At first, I thought the announcer(?) was getting into the act and saying “Tobias Rainbow” before I fully digested what those words in the strip actually mean. What the hell do they mean? Is there any legal way to kick the ball to yourself in American football? I can’t quote any of the rulebooks at any level of the sport, but I know I’ve never seen it. I guess Henry Barajas is making up new rules for football now.

The comic button on today’s strip is that Other Guy is suddenly into embracing the new reality of Gil Thorp and winning with unheard of plays while Guy looks on in frustration that he’ll have to find somebody else for pissy-faced grumbling. (I strenuously try to maintain a non-pissy face when I grumble about Gil Thorp.)

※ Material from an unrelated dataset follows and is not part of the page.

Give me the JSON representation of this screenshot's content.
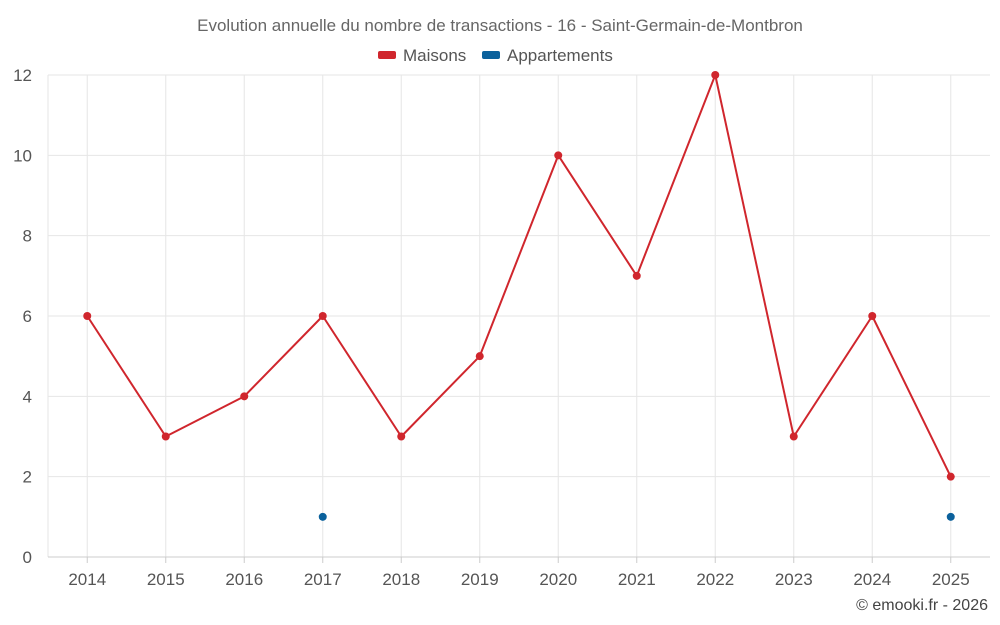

This is a very weird strip and I’m going to leave further commentary to the TWIM faithful while I spend the rest of the day in contemplation. Cue the contemplative piano of Mr. Keith Jarrett…

September 21, 2022

It Must’ve Been Zane Clark’s Doing

How bleeding edge are we now, kids? The Linda Lindas’ new album is their first album, released only this past June. They’d previously released an EP in 2020. Their breakout hit was “Racist, Sexist Boy” which kinda seems on brand for the nu-look Gil Thorp. Here they are performing it at a public library, which kinda seems on brand for the old-look Gil Thorp.

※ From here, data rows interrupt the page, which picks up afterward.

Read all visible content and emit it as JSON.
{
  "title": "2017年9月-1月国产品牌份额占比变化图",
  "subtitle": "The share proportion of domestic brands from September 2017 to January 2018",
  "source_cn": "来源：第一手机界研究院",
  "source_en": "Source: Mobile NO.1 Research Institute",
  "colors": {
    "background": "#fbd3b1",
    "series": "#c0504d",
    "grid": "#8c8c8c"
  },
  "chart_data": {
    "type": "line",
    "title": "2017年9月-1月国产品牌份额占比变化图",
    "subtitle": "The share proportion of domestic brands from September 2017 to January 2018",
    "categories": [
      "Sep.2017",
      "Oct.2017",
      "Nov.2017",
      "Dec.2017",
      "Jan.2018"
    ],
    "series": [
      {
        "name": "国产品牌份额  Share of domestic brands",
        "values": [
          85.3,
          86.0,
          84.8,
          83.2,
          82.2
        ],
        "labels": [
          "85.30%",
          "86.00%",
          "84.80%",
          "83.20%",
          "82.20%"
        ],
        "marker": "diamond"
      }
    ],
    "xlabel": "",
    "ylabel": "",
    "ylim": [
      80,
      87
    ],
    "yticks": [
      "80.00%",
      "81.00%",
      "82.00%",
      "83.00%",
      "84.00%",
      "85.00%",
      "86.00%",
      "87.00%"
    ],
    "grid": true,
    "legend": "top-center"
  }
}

Rock ‘n Roll Thursday comes a day early to TWIM, then.

That, in a nutshell, is what today’s strip is all about: getting past the hard candy shell of modern society to get to the chewy middle of adolescent desire to be popular and part of a group. Look beyond the hijab-clad volleyball player and her brown-bagged meal (possibly halal, because the MHS cafeteria can’t be trusted) and see the girl who wants to let her circle of friends know she’s hip to the latest music. Look past Arianna’s acknowledgement of the hijab-clad girl (who hasn’t been given a name yet IIRC) and see the girl who wants her friends to know she uses Urban Dictionary. Look beyond Keri’s suddenly green-dyed hair and bejeweled everything and see the girl whose nose is out of joint because she’s not in the team picture one of her teammates took and posted to social media.

So sit back, relax, and watch the old Too Cool For School drama play out with a bunch of new faces. At this rate, we’ll probably see more of that than we will of Mudlark football.